DALLAS — The Louisiana State Bond Commission on Thursday approved the negotiated sale of up to $350 million of state highway improvement bonds to repair and maintain state roads in rural parishes.
The 20-year, fixed-rated bonds are expected to be issued in the second week of January.
Support for the bonds will come from 50% of the annual revenue from fees and taxes on commercial trucks and trailers deposited into the State Highway Improvement Fund.
Revenues supporting the road bonds are estimated at $51.8 million in fiscal 2013, growing to $58.5 million in fiscal 2016.
Citi is lead manager the bonds. Co-managers will be Loop Capital Markets, Morgan Stanley, Raymond James | Morgan Keegan, and Stephens Inc.
Foley & Judell LLP is bond counsel. Lamont Financial Services is the state's financial advisor on the sale.
Louisiana has $1.86 billion of outstanding gasoline and fuels tax revenue bonds rated AA-minus by Fitch and Aa1 by Moody's Investors Service.
The bonds were authorized by a bill sponsored by Rep. Jim Fannin, D-Jonesboro, chairman of the House Appropriations Committee and a member of the State Bond Commission.
January's bond sale will culminate a long process of finding a funding source for rural roads and then shepherding the bill through a Legislature wary of new state debt, Fannin said.
"It's certainly something that was needed and an important issue for the state," Fannin said.
"I appreciate everyone working together in a timely manner to get this done."
The deal may be structured in a draw-down mode that would allow the bonds to be sold while interest rates are low but still meet the highway department's construction schedule, State Treasurer John Kennedy said.
"What I don't want to do is spend several years building these roads without locking in low interest rates," Kennedy said.
The Louisiana Department of Transportation and Development had originally considered three sales to complete the authorization.
Bond proceeds will finance resurfacing and upgrades to 1,100 miles of highway in every parish except Orleans Parish. The enabling legislation stipulated that the bond proceeds can be used only on state highways that are not eligible for federal matching grants.
The commission met in executive session for a briefing on litigation over a 2006 bond issue by the Louisiana Stadium and Exposition District. The state is currently in litigation over the Superdome issue with Bank of America Merrill Lynch, which was the lead underwriter for the issue when it was operating as Merrill Lynch Capital Services Inc.

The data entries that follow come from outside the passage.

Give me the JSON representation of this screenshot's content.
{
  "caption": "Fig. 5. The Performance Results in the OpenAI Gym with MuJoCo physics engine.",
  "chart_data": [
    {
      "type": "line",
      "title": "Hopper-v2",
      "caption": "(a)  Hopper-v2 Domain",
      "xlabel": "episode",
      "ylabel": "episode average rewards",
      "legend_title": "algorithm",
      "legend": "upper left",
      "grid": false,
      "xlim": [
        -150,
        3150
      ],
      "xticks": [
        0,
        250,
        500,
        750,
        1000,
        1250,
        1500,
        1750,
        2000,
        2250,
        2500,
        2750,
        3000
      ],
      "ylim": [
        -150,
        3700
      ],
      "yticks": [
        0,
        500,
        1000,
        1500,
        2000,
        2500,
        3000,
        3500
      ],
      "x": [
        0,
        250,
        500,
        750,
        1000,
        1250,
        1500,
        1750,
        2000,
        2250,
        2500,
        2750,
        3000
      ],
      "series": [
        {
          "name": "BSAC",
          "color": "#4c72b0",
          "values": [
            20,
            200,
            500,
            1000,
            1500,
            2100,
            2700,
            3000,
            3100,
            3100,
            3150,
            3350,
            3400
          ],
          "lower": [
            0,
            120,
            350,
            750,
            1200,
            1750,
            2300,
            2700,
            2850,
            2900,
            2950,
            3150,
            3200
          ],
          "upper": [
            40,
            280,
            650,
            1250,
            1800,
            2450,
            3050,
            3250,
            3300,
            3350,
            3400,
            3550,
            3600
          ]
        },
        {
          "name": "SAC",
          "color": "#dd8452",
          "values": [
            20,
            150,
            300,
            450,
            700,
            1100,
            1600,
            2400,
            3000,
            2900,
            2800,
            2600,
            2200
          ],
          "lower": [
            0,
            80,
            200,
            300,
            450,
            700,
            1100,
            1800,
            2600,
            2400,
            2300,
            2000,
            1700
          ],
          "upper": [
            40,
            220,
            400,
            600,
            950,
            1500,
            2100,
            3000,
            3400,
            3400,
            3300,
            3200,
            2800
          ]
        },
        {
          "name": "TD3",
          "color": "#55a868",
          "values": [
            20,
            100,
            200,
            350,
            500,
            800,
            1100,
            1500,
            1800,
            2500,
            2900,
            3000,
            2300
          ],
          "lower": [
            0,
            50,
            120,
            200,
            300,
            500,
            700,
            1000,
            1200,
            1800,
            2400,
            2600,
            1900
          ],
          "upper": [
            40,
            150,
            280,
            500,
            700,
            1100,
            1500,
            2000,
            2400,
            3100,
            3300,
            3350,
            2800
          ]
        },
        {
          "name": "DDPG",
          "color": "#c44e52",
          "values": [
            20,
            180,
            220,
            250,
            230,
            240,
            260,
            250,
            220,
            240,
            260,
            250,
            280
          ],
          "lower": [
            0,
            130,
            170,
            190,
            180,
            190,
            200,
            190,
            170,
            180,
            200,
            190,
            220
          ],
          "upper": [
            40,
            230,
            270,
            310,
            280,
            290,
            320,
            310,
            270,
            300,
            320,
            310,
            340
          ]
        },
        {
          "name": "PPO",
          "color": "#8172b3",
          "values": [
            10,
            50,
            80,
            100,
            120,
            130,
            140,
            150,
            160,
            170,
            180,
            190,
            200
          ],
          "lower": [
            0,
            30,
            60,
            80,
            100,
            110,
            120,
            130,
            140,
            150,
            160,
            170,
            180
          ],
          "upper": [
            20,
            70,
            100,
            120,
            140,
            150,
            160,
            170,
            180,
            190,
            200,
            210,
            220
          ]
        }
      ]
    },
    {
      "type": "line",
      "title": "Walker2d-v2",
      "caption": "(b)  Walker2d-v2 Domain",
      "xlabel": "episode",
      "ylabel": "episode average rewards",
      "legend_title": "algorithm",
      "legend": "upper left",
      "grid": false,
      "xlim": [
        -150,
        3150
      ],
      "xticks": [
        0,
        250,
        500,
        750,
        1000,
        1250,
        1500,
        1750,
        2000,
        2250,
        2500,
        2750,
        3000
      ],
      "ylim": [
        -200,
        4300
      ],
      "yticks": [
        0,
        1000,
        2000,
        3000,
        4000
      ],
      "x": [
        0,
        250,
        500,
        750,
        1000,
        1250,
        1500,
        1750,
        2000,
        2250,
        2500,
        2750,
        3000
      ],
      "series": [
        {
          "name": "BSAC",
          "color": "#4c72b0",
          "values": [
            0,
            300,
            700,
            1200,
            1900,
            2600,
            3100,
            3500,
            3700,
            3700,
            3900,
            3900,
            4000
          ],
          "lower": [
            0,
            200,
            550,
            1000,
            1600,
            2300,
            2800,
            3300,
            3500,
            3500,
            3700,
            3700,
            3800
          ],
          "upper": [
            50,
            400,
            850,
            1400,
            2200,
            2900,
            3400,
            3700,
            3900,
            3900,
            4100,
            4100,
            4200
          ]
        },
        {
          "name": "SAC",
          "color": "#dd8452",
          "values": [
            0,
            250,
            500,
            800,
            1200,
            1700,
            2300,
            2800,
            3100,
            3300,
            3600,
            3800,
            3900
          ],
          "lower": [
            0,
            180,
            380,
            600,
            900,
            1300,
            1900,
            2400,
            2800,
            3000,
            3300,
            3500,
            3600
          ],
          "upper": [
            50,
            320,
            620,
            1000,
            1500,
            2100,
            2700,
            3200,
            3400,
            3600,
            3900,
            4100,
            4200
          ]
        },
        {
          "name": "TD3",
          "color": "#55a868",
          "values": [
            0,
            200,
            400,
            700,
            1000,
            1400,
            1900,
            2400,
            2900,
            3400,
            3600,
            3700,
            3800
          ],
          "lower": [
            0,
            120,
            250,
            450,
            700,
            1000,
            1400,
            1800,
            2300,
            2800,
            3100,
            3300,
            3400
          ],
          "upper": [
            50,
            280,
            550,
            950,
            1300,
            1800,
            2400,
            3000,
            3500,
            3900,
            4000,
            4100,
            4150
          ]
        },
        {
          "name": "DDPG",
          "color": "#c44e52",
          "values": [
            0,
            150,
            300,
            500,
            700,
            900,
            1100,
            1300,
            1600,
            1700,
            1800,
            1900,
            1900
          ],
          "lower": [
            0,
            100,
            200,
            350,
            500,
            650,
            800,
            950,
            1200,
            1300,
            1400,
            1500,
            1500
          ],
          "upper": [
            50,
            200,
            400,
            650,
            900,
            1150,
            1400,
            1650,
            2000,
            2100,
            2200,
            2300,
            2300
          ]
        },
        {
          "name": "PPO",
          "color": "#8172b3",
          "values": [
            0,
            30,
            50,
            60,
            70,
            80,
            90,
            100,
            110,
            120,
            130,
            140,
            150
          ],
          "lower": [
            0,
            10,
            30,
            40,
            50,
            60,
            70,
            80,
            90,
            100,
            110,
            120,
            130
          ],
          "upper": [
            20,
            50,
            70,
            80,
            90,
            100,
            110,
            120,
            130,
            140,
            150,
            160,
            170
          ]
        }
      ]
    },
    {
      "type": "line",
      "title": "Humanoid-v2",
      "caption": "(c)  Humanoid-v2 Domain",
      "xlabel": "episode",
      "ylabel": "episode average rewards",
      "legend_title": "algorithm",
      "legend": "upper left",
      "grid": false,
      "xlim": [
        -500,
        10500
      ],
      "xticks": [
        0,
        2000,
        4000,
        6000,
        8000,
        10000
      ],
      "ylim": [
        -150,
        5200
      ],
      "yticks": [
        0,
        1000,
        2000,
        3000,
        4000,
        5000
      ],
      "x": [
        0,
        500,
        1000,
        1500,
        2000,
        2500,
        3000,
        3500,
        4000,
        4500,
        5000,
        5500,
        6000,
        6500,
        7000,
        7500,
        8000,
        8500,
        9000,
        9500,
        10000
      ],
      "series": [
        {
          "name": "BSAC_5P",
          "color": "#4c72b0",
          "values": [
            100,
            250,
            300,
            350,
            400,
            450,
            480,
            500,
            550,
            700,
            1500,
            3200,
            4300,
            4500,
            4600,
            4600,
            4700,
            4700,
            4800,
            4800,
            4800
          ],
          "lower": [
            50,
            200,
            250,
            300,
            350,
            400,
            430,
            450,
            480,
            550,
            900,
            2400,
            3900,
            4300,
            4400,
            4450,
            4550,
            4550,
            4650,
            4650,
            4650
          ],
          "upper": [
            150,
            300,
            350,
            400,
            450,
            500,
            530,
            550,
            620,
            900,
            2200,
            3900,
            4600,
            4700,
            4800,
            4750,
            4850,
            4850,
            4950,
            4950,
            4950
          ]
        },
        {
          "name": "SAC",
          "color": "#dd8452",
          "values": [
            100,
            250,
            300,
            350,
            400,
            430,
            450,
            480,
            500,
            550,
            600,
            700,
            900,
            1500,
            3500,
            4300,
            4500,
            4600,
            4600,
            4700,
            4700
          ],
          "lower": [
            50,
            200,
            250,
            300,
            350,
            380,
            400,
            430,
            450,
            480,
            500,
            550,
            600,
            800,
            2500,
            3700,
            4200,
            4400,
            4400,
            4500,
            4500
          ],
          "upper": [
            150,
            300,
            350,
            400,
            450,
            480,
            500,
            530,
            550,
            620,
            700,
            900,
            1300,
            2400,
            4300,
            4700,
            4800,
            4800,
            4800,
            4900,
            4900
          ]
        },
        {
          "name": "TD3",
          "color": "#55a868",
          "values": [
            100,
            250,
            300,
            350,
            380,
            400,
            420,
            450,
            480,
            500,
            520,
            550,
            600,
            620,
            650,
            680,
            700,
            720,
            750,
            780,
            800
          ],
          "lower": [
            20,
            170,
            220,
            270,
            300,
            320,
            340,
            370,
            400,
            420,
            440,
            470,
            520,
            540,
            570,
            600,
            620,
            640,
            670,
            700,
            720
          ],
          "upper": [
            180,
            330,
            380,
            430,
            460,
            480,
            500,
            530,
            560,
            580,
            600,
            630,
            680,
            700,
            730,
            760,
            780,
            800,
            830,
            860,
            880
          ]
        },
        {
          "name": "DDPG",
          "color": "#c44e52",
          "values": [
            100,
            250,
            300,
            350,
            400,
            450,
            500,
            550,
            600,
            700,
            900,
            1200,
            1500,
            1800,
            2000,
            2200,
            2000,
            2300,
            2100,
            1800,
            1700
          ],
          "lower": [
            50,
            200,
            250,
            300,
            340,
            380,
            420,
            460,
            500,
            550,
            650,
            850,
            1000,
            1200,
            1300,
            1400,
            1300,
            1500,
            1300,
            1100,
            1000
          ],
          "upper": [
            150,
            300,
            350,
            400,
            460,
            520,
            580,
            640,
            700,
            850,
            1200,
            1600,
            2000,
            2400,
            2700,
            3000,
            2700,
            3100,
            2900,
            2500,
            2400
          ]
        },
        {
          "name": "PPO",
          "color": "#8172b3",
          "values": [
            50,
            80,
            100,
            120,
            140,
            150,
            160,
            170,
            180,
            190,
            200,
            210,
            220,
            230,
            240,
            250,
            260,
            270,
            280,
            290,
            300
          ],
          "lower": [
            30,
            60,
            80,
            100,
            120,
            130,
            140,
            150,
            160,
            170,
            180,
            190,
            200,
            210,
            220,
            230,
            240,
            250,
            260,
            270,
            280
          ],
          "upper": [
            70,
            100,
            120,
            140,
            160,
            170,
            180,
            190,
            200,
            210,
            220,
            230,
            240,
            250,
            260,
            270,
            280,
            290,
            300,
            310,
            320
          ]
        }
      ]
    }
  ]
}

The state bought the outstanding variable-rates bonds in 2008 when the auctions failed, and must refund the bonds by the end of the year or keep them until maturity.
Bond counsel Meredith Hathorn of Foley & Judell said the district board had approved a memorandum of understanding that would be submitted to the Bond Commission at the Dec. 20 meeting.
St. Tammany Parish Hospital Service District No. 1 won approval for $25 million of 35-year revenue bonds to renovate and equip a hospital in Covington.